A proof-of-concept Na-DFFC yields a peak power density of 33 mW cm-2 at 60 ℃, proving the conceptual feasibility. Moreover, contrary to the conventional chlor-alkali process, this Na-DFFC enables to generate electricity and produce NaOH simultaneously without polluting the environment. The Na-DFFC runs stably during 13 hours of continuous operation at a constant current of 10 mA, along with a theoretical production of 195 mg NaOH.

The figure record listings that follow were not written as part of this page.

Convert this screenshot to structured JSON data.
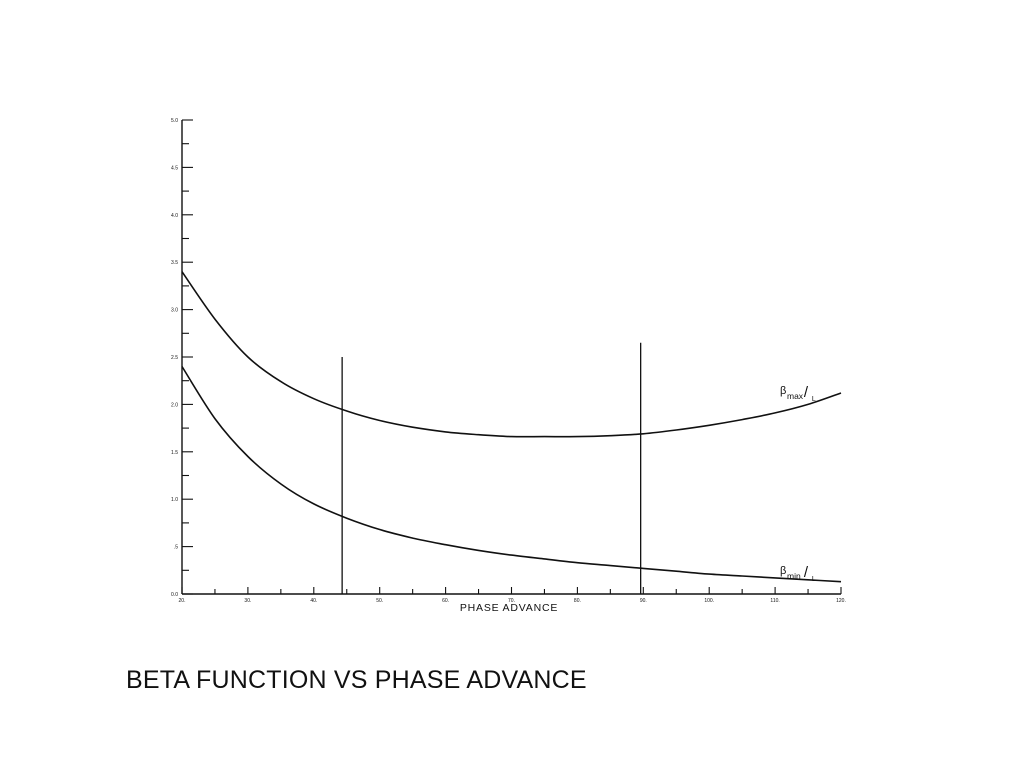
{
  "caption": "BETA FUNCTION VS PHASE ADVANCE",
  "chart_data": {
    "type": "line",
    "xlabel": "PHASE ADVANCE",
    "ylabel": "",
    "xlim": [
      20,
      120
    ],
    "ylim": [
      0,
      5
    ],
    "x_ticks": [
      "20.",
      "30.",
      "40.",
      "50.",
      "60.",
      "70.",
      "80.",
      "90.",
      "100.",
      "110.",
      "120."
    ],
    "y_ticks": [
      "0.0",
      ".5",
      "1.0",
      "1.5",
      "2.0",
      "2.5",
      "3.0",
      "3.5",
      "4.0",
      "4.5",
      "5.0"
    ],
    "grid": false,
    "series": [
      {
        "name": "βmax/L",
        "x": [
          20,
          25,
          30,
          35,
          40,
          45,
          50,
          55,
          60,
          65,
          70,
          75,
          80,
          85,
          90,
          95,
          100,
          105,
          110,
          115,
          120
        ],
        "values": [
          3.4,
          2.9,
          2.5,
          2.24,
          2.06,
          1.93,
          1.83,
          1.76,
          1.71,
          1.68,
          1.66,
          1.66,
          1.66,
          1.67,
          1.69,
          1.73,
          1.78,
          1.84,
          1.91,
          2.0,
          2.12
        ]
      },
      {
        "name": "βmin/L",
        "x": [
          20,
          25,
          30,
          35,
          40,
          45,
          50,
          55,
          60,
          65,
          70,
          75,
          80,
          85,
          90,
          95,
          100,
          105,
          110,
          115,
          120
        ],
        "values": [
          2.4,
          1.85,
          1.45,
          1.16,
          0.95,
          0.8,
          0.68,
          0.59,
          0.52,
          0.46,
          0.41,
          0.37,
          0.33,
          0.3,
          0.27,
          0.24,
          0.21,
          0.19,
          0.17,
          0.15,
          0.13
        ]
      }
    ],
    "series_labels": [
      {
        "beta": "β",
        "sub": "max",
        "over": "/",
        "den": "L"
      },
      {
        "beta": "β",
        "sub": "min",
        "over": "/",
        "den": "L"
      }
    ],
    "vertical_markers": [
      {
        "x": 44.3,
        "y_top": 2.5
      },
      {
        "x": 89.6,
        "y_top": 2.65
      }
    ]
  }
}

Let us place the present fuel cell in a large-scale carbon dioxide conversion system, as described in Figure 3. Formate, as a solar fuel, can be easily derived from electrochemical reduction of carbon dioxide in comparison to the formation of other chemicals such as alkanes, alcohols, and carbon monoxide, primarily because the strong carbon-oxygen bond does not undergo complete dissociation. It has been reported that the no-noble metal catalysts, such as Co, Pb, Zn, and Sn, present a high activity toward formate production: the faradaic efficiency on Sn electrode can be as high as ~95%. Question is how to further utilize the formate effectively. The proposed Na-DFFC provides an alternative solution: the photosynthesized formate as a chemical energy carrier, enables to be directly converted into electricity via the Na-DFFC, allowing clean and high-energy conversion efficiency. More appealingly, contrary to the conventional chlor-alkali process that consumes electricity to produce base, the sodium hydroxide also could be yielded as a byproduct without both electrical consumption and environmental pollution. Overall, the Na-DFFC is capable of converting the atmospheric carbon dioxide to electricity and chemical feedstocks. This work presents a new type of electrochemical conversion device that possesses a wide range of potential applications.
This new sustainable technology has been highlighted as “producing electricity from existing chemical feedstocks without environmental pollution” by ChemistryViews, an authoritative magazine in the field of chemistry that is held by 16 continental European chemical societies.